Кола - Борис Поляков
Шрифт:
Интервал:
Закладка:
Представились глаза Смолькова, его в ухмылке поджатый рот. Уж он увиденное так не оставил бы. Придумал бы, какую корысть извлечь. И захотелось защитить Нюшку.
— А я мог бы его и прибить за это.
— Ого! – перестала смеяться Нюшка. – Выходит, не зря ты ссыльный.
– Выходит, – пожал плечами Андрей. И, словно оправдываясь, добавил: – А вралось и вправду легко. Никогда так весело не вралось.
– Ты и мне так же будешь?
Вопрос прозвучал, как задаток на будущее. Но как поверить льду на весенней реке? Андрей запахнулся будто. Нюшке ответил хмуро:
– Не дразнись. Ничего у нас больше не будет.
– Не дразню я тебя, Андрюша. Пусть не будет. – Нюшка подошла к нему. – Неужели ты сам не чувствуешь, не дразню? – Близко смотрели ее внимательные глаза. Рука протянулась к нему на шею, и Андрей забыл все свои намерения, обнял Нюшку. Но она уперлась руками в грудь ему, отстранилась. – Много, наверно, девок знал?
– Да что ты! – засмеялся Андрей.
– Ты ведь их не любил?
– Нет.
– И поклясться мне можешь?
– Ну!
Нюшка тоненько хмыкнула, заискрились ее глаза.
– Смелый какой!
– С чего ты взяла?
– Врать смелый! – засмеялась Нюшка.
За стеною двора, в ограде, что-то брякнуло. Андрей весь насторожился. Афанасий с Никитой в кузнице. Кто же это? Анна Васильевна? Смольков?

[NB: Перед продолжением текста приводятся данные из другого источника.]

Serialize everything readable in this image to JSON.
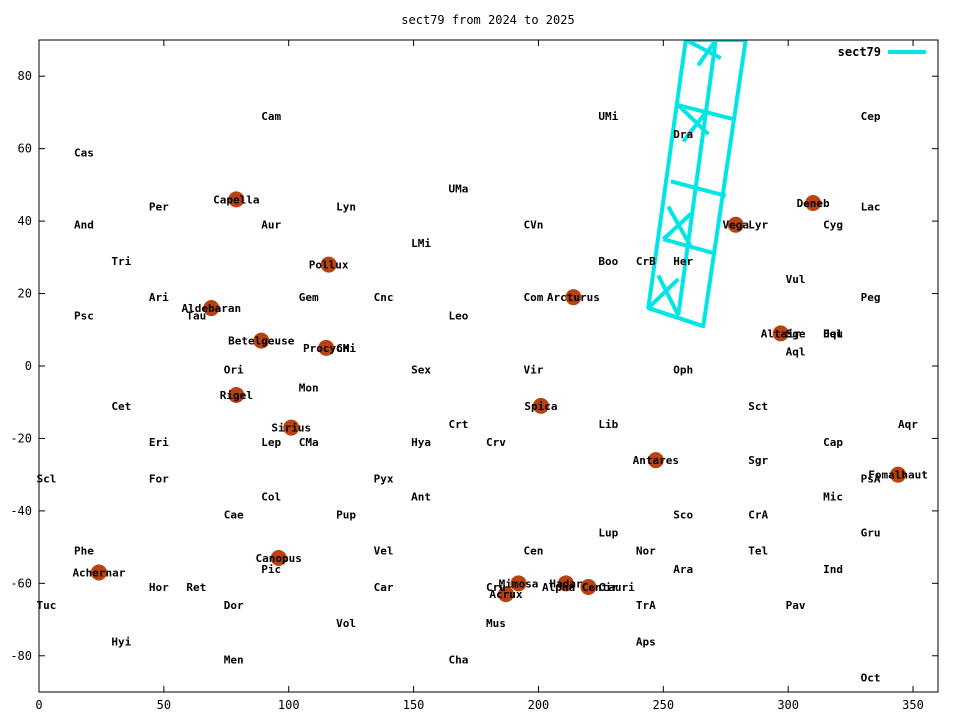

– Дружок на цепи, – безмятежно сказала Нюшка.
За стеною снова звякнула цепь, и Андрей засмеялся.
– Однако какая ты. – И испуг решил превратить в шутку. – На поветь тебя, видно, просто не увести.
– Отчего ж, – засмеялась Нюшка и высвободилась из его рук.
– Что ж ты уходишь?
– Хватит, миленочек мой, работай. С тебя спросят потом. – И, будто вспомнила только что, позвала: – Андрюш! В субботу из дому уйдут все. А вас Афанасий хочет сводить на вечёрку и в кабак еще, отпраздновать возвращение с лова.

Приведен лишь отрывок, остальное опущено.